Today I thought of my beloved Max. In fact I think of him every day, greet him in the morning when I walk to his corner where his ashes and his pictures are. And throughout the day there are always the good memories but also the bitter-sweet ones.
After his stroke and his sucessful cancer surgery he now and then withdrew into his own world which worsened as time passed. We do believe he became some sort of demented in his last year and all his senses declined but he just was (then and there seemingly forever) my sweet old baby. In a way we had grown old together over all those years as I was not the same anymore either after my slipped disk and, as time went all my senses had declined as well. It felt like we were two old beings trying to live the most golden autumn of a lifetime.
We leveled our activities according to Max way of being but still did little tracks. We would search for treats in the grassland and he would step on it sniffing around forever until his paw freed the treat and, yesssss, there it was! I went crazy, screaming:”Yeah, my love, you did it, you found it” And Max was happy.
We would go for shorter but long lasting walks and would circle a tuft of grass for quite some time until Max was ready to believe that there was something he had to inhale or we had to go back to a place where the wind suddenly told him that he oversaw something there. I did love this time because it was quiet and extremely intensive. In the house we would cuddle ever so often in a very soft and quiet way where I would tell him how lovely and beautiful he was. He would fall asleep in my arms and I would tell him of the wonders of the world.

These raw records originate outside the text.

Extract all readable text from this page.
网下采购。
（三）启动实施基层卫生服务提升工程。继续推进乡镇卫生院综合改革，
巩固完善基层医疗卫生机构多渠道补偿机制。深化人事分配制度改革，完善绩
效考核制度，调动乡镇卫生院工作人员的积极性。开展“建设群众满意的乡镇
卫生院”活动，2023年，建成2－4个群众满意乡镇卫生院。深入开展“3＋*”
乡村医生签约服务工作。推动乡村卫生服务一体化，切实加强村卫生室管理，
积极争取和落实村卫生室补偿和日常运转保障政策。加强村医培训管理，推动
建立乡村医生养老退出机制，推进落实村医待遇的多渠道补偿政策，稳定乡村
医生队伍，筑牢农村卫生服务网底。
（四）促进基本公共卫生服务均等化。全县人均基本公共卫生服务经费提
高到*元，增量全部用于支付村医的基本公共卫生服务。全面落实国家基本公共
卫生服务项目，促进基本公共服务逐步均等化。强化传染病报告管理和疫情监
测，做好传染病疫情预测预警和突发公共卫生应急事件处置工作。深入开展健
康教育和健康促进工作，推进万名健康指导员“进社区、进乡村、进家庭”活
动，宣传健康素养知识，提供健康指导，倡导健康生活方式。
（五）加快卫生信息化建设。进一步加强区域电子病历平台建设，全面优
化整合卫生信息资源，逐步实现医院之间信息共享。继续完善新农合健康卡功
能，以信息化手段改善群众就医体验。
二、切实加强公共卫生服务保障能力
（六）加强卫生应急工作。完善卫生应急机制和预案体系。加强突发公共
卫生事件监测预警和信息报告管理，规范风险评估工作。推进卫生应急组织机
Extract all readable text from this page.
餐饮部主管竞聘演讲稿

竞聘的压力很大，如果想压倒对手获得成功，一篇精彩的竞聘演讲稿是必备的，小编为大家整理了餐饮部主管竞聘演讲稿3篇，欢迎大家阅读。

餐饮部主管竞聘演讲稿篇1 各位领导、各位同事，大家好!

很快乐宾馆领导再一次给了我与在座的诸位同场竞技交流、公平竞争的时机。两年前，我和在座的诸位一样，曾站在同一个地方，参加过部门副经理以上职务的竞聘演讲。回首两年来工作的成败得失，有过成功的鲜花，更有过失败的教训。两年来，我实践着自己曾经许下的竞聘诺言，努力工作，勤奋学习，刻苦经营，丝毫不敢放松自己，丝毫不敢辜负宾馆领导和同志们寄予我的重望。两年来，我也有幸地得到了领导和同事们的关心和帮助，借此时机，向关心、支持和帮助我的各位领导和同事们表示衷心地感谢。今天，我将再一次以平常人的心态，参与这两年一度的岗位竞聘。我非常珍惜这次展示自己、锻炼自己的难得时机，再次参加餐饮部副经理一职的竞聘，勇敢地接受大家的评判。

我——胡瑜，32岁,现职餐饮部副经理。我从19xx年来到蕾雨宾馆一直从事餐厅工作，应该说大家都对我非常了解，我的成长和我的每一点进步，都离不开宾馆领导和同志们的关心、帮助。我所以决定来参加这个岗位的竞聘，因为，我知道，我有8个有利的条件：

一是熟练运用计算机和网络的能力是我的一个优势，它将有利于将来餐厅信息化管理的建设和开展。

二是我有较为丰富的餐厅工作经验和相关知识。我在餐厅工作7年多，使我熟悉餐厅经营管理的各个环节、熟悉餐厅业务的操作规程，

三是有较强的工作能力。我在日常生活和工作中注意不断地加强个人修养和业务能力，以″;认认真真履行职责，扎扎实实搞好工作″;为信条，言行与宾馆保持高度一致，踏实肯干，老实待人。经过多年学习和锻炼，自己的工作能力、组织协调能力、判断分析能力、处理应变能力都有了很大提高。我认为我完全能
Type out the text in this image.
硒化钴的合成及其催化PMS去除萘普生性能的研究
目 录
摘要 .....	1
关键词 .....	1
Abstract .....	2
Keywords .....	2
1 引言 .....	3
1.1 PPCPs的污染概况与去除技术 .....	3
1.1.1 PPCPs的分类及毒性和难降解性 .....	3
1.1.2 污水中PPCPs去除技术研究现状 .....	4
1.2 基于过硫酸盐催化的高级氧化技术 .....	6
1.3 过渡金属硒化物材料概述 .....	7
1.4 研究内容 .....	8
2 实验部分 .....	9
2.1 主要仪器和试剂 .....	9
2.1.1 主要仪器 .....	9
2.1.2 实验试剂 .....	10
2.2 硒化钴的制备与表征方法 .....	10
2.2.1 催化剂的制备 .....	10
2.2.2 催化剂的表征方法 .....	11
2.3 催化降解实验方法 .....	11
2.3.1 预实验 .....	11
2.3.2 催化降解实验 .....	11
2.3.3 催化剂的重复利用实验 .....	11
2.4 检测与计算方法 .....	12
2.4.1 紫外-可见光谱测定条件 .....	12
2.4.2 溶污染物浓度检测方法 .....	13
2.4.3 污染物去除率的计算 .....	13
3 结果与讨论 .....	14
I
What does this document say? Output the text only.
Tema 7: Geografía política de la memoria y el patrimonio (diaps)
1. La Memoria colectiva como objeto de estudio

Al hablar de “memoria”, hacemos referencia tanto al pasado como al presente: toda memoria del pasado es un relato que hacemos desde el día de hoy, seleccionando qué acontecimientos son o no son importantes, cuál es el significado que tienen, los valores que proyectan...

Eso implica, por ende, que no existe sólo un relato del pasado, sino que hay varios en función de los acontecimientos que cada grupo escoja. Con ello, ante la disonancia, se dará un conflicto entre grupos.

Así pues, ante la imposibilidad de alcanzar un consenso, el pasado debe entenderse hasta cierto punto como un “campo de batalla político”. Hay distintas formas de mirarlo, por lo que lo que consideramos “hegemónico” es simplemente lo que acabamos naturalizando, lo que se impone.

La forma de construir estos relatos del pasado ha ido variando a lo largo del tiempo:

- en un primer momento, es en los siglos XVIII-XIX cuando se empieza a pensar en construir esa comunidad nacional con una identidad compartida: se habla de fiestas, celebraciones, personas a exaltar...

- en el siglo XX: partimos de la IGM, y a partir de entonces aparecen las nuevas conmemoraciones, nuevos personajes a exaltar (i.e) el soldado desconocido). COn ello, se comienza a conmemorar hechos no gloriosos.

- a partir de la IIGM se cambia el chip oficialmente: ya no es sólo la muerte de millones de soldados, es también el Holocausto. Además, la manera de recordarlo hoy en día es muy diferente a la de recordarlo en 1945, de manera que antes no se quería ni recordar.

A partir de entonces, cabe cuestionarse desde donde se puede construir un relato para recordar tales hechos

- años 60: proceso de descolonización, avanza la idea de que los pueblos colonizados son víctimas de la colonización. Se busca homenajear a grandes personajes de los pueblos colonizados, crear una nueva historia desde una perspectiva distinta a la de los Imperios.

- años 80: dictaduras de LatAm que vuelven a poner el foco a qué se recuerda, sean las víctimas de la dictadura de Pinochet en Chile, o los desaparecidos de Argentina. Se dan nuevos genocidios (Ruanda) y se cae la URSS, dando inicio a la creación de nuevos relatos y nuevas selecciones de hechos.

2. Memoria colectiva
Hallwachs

Sometimes he would go somewhere and just stop as if you had switched him off and I then gently guided him back into this reality and we went on. He waited at the entrance of our greenhouse to be let inside and I explained to him that he had been really good to detect that this was a house as well but not really the right one. After some time I could convince him and we were both happy.
Then came this time where he started to wander about at night wanting outside every two or three hours just to want inside again. I gave him his “sleeping-tea” and was up with him, letting him in and out. He got really frightened at times in the night jumping up his bed and going at something that was just not there. I told him that everything will be good and we went back to sleep.
We went to the vet one more time December 1st to talk about Max’ restlessness and his constantly losing weight even tho he ate very well but Max was so stressed there that the vet just did a normal check up at the ground floor and we took him back home with us.
Two days after the visit at the vet Max broke down and fell unconcious for a few seconds which scared the hell out of me. He broke down once again a few days later with my husband being with him. He then developed a caugh ever so often which I filmed and went to show it to the vet without Max.
The vet said that we could go thru more procedures like Xrays, ultrasounds and what but we would have to consider the consequences. So I said to her:”Let’s talk about death”. She then said that even without any more procedures she could tell that Max would not last very long and we should have a ball with him as long as possible. She agreed to come to the house for this last service of love as we wanted no more stress for Max at the vet’s.
I went home and called the service to cremate him and talked things over with them.
Whilst I did all this I felt like in some kind of dream or film but I also felt a bit more inner security to know things were kind of settled when the day “x” came which I hoped to be a hundred years from then.
Max made it another month. He stopped the caughing and managed to sleep through for 5 hours at night, wow! And he rose like Phoenix from the ashes to spend the X-mas time with us. My husband had a 2 weeks holiday and we spoiled Max rotten. We gave him everything he wanted. I cooked pasta for him because he loved pasta and he inhaled tons of it.
When my husband went back to work Max decided that it was now time to stopp having a ball. He broke down once again at noon and never recovered from this. In the evening we called the vet and she was there in an instant. Max went peacefully and within a nano-second. I called the service to get his body which was also done in a very loving way. This service treated Max like a true member of our family. We sat together and quietly talked about the love and the grief and what it means to all of us to let a beloved one go. We wrapped Max into his beloved blanket and carried him outside. And then we broke down...
Whatever Max really had could never be detected simply because my husband and I would not want to sedate him for any further procedures at the vet. Max would not have survived that. But it is also not important to me because I clearly felt that his life span was just over. His time had definitely come.
What was immortal in Max until the very end was his deeply heartfelt devotion to food. This largest part of his brain wrapped into some kinda membrane was somehow protected against all odds. He would gobble his two daily meals within seconds. He would moan in anticipation whenever I served.... no, not meat....but peaches dipped in joghurt.
Max will forever be the greatest gift ‘The High Spirits’ ever loaned to me for a limited time to love and to take care of. So here I am now in this forum extremely sad and extremely grateful.